July’s first book, a collection of stories packaged in No One Belongs Here More Than You, doesn’t contain any quotation marks around the characters’ dialogue. Okay, that’s a fine artistic choice.
But maybe it’s not fine, if we’re to believe what The New Yorker uncovered in a 2011 essay about July: “Her first book contains no quotation marks, because she didn’t understand how to attribute dialogue.”
Eggers is cool. Loved What Is the What (though the construction of the narrative was a bit off-putting) and liked A Heartbreaking Work of Staggering Genius and Zeitoun. The People of Paper, published by Eggers’s McSweeney’s imprint, is an all-time favorite.
But then there’s The Circle, which could’ve been a 180-page novel and not 500-plus — it's kind of like Murakami’s 1Q84, where it takes hundreds of pages to explain one simple action. Meanwhile, the best part of Eggers’s loose adaptation of Maurice Sendak’s The Wild Things is the fur cover.
While he’s on the receiving end of mad hatred for his so-called arrogance about his deconstructed process, who gives a what about that? We don’t. In the end, it’s how the final project reads and Eggers is hit or miss rather than hit after hit.
The author of Sex, Drugs, and Cocoa Puffs: A Low Culture Manifesto is kind of the worst.
In a majority of Klosterman’s writings – Killing Yourself to Live: 85% of a True Story, I Wear the Black Hat: Grappling with Villains – there’s very little insight. Instead, what you get is a true elitist making fun of people, places and things that aren’t as “cool” as Klosterman.
Whether he’s spouting crackpot theories on pop culture in Esquire or declaring that everything about sports is pointless on Grantland.com, dude’s a dour downer.
Gladwell turns seemingly complex ideas into digestible, thought-provoking bits that often leave readers bowing down to his “genius.”
It’s pseudoscience. And he’s sometimes flat-out wrong.
His breakout effort, The Tipping Point: How Little Things Can Make a Big Difference, harps on obvious trends that are cloaked underneath Gladwell’s needless over-intellectualism. The follow-up, Blink: The Power of Thinking Without Thinking, is a desperate, formulaic attempt at cashing in on the success of The Tipping Point.

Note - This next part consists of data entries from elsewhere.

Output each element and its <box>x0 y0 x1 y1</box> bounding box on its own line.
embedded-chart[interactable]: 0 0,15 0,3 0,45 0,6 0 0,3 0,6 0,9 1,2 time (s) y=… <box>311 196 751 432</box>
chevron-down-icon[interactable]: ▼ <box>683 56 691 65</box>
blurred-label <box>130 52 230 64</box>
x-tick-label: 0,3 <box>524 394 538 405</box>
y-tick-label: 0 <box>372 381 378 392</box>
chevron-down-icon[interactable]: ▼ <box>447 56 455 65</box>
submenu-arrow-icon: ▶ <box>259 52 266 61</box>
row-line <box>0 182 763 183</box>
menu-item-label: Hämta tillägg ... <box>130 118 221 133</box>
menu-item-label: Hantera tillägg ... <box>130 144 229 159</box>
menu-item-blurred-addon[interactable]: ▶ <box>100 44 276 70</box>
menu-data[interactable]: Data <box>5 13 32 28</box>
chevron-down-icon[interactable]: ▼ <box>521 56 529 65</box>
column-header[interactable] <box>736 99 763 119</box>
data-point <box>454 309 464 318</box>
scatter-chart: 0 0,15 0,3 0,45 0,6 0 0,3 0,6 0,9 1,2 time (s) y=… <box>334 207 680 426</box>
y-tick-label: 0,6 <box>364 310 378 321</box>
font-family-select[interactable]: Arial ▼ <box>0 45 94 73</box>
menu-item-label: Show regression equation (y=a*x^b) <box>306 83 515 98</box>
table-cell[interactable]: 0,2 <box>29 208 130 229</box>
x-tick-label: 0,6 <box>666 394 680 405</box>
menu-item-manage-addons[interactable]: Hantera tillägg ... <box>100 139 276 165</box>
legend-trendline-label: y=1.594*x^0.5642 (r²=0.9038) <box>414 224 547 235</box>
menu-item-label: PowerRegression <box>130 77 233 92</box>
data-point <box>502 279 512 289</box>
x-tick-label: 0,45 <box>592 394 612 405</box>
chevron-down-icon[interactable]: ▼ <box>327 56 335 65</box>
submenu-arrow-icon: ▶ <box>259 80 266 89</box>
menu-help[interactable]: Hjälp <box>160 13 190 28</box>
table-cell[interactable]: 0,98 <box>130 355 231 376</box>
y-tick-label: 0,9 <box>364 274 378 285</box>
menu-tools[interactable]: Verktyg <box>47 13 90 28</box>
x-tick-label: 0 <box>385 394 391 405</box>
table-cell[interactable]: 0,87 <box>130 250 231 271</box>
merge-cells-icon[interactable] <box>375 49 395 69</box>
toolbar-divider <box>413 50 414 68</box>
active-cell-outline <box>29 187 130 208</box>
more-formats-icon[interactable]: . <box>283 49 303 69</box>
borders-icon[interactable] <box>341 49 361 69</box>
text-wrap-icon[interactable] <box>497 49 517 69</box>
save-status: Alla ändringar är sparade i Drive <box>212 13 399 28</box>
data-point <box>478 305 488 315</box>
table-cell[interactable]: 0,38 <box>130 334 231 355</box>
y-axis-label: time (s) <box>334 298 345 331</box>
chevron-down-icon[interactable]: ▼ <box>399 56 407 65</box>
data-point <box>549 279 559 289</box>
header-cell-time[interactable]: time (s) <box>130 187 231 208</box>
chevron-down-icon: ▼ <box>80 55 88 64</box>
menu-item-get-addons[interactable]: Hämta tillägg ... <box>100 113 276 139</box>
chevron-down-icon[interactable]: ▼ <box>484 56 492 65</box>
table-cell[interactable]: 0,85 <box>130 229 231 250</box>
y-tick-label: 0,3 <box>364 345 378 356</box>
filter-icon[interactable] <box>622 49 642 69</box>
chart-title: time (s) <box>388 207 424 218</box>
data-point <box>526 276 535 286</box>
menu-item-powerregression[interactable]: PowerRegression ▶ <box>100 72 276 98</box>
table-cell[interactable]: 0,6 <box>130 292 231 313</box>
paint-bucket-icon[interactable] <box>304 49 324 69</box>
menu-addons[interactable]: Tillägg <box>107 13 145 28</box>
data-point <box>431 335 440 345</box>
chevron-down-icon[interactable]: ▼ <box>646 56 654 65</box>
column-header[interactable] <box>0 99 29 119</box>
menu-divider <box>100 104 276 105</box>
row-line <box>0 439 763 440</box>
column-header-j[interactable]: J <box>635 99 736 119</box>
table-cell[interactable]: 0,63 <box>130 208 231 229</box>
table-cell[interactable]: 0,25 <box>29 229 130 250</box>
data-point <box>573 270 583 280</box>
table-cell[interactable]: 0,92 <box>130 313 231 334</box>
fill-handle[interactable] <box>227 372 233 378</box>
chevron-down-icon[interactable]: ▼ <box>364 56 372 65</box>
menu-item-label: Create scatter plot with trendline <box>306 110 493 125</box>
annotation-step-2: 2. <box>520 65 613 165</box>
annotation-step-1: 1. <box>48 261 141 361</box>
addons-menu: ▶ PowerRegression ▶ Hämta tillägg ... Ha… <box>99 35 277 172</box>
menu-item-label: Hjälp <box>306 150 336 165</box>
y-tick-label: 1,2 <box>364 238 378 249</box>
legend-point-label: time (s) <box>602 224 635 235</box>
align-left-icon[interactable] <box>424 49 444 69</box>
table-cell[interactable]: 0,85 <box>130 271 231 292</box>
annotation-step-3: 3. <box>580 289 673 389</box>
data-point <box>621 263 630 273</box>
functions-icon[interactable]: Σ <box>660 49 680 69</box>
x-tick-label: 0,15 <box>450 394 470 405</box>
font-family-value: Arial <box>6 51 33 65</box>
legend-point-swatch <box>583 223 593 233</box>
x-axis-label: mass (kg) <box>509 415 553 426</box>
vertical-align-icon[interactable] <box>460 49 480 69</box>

We lied at the top of this piece when claiming that we’ve read a book by all the authors on this list.
Despite multiple attempts, we can never get through even a few chapters of A Walk in the Woods by Bryson, who, for some weird reason, is looked upon as the country’s soothsayer for travel writing.
The “I’m an out-of-shape and balding old chum who can’t even cook a piece of toast, but golly will I try to put one foot in front of the other in these idyllic natural settings” shtick was tired before it was even invented.
If your name is Chuck and you’re currently toiling on a novel at the Iowa Writers' Workshop or underneath a stair-nook inside of your home, you should probably stop writing. Forever.
Chuck Palahniuk isn’t as lame as Chuck Klosterman, but the author of Fight Club, Invisible Monsters and Choke is basically a hipster version of Dan Brown (The Da Vinci Code, Angels & Demons).